The musical fruit, –beans…
Is there anything further to say?
—spicy meals — this might cause heartburn and stomach irritation.
Frequently Asked Questions
Boiled eggs are a wonderful pre-run snack since they are easy to digest and high in protein. You can also explore “best protein powder for runner” to meet your protein demand. According to studies, eating 20-30 grams of simple carb protein before exercising can boost muscle protein synthesis for many hours
It is often advised to eat before running. This provides the nourishment your body requires to workout safely and effectively. Stick to mild to moderate running if you want to exercise on an empty stomach. If you start to feel lightheaded, take a rest.
Eating a banana before doing out will help you achieve your potassium needs, which are important for muscular function and cramp prevention. Potassium is abundant in bananas, making it a crucial element for muscle contractions. Muscle cramps can also be caused by a lack of potassium.
It is not harmful to have milk before running; in fact, it is beneficial. Milk is high in fluid, electrolytes, and energy, making it a fantastic choice to drink before running, particularly over longer distances when your body needs more glucose to power muscles.
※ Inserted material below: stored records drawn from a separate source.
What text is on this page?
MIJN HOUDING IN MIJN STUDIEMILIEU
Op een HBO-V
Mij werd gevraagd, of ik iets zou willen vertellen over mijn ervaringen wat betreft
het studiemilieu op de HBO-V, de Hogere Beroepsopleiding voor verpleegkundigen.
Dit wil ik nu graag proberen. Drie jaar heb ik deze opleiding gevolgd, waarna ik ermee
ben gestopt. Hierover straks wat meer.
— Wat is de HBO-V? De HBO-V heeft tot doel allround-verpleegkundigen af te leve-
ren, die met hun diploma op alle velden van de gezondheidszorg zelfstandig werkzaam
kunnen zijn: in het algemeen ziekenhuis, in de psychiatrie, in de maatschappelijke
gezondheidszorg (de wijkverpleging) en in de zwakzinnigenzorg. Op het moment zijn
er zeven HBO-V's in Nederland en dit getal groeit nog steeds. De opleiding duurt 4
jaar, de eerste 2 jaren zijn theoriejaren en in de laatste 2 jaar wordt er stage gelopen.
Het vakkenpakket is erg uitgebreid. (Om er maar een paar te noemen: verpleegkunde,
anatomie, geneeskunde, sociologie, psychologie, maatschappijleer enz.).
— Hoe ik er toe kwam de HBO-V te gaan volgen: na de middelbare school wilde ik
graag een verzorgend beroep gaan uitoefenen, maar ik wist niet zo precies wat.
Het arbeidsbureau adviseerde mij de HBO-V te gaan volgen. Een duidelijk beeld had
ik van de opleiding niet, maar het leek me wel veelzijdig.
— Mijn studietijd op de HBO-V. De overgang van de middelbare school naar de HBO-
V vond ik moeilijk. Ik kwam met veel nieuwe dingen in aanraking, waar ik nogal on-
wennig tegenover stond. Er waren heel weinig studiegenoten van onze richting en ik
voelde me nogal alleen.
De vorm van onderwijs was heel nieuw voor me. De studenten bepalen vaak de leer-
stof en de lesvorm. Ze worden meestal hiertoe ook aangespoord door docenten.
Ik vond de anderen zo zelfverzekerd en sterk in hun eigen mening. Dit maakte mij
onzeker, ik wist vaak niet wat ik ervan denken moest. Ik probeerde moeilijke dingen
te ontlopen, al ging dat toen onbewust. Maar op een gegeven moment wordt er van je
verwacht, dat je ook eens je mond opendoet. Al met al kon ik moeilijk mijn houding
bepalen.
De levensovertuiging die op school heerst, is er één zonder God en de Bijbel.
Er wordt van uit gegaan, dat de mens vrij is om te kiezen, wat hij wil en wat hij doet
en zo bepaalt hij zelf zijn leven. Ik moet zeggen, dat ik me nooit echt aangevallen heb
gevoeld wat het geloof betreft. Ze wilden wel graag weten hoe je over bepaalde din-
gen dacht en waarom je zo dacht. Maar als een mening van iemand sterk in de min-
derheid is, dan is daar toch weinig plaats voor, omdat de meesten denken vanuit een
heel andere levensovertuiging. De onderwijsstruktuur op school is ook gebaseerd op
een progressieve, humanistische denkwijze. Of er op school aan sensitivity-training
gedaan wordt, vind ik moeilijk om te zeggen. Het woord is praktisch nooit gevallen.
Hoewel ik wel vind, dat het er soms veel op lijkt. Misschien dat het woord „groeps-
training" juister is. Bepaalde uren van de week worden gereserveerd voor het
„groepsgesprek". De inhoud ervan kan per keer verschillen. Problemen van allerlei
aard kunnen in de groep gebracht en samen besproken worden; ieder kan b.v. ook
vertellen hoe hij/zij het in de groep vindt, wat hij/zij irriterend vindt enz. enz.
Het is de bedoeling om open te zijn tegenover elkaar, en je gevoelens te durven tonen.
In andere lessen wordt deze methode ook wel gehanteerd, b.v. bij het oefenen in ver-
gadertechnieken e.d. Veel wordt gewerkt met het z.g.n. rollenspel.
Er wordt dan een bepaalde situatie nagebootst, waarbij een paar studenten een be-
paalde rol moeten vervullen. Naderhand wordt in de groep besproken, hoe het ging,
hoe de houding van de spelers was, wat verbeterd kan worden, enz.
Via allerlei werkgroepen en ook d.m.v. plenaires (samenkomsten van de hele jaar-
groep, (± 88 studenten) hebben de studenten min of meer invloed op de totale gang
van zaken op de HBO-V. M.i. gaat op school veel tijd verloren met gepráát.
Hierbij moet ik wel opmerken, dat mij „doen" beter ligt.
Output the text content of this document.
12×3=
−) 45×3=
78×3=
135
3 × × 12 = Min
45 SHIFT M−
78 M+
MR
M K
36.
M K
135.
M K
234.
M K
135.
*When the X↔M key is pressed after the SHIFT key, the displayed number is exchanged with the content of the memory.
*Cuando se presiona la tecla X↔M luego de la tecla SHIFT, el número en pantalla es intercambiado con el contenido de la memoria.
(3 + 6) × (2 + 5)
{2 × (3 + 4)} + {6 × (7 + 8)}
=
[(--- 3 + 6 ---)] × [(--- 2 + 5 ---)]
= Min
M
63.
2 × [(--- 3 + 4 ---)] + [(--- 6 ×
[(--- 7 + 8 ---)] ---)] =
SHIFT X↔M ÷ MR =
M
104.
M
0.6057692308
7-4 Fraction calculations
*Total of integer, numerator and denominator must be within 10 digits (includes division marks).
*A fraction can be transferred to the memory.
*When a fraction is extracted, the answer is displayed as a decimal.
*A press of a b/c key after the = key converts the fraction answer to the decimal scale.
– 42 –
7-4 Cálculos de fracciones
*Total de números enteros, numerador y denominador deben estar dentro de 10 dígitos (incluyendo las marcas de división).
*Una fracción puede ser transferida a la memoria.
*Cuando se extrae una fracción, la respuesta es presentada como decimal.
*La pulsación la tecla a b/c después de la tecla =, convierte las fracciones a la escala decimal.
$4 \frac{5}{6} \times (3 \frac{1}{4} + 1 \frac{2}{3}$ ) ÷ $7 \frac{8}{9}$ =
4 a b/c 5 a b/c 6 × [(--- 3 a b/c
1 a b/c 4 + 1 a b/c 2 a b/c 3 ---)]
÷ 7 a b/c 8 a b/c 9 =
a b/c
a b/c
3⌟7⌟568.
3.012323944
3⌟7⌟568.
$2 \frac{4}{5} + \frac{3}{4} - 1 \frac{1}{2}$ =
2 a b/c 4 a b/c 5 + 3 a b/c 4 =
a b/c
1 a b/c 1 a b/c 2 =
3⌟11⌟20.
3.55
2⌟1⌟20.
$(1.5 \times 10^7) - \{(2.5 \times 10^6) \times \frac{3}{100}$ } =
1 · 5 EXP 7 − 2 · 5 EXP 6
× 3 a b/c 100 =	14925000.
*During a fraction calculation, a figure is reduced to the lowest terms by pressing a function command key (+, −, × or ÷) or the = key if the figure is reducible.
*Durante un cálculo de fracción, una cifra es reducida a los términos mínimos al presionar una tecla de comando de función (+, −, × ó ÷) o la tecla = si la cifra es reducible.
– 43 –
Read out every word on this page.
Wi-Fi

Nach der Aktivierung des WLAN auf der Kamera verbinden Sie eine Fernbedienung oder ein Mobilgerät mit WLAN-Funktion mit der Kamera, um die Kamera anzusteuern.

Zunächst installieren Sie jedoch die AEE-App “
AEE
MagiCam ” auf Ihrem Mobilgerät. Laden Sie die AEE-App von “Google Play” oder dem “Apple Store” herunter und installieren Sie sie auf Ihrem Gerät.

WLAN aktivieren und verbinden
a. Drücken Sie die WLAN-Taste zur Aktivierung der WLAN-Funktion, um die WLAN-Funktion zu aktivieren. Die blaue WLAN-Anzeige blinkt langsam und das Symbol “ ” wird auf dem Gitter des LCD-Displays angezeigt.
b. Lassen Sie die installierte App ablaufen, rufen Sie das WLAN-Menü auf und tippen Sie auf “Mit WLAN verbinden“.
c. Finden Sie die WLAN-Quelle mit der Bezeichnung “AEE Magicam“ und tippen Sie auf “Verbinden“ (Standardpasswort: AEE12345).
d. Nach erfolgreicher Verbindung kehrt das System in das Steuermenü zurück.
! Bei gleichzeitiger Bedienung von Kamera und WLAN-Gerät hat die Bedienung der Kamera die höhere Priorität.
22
You can do the experiment by drinking milk before a run and then check the difference in the value on running pace calculator.
There is a lot to say on what to eat before a run in the morning but any endurance activity necessitates attention pre- and post-run nutrition.
3–4 hours before a long-distance training run or event, refuel with high-carb, moderate-protein meals.
Stick to a light, high-carb snack in the 30–60 minutes before a run. If your run lasts longer than 90 minutes, make sure to refuel with sports drinks or other refreshments.
To provide enough time for digestion and absorption, keep fat and fibre intake low in the pre-run meal and snack.
During training runs, experiment with different snacks and beverages to find what feeding plan works best for you.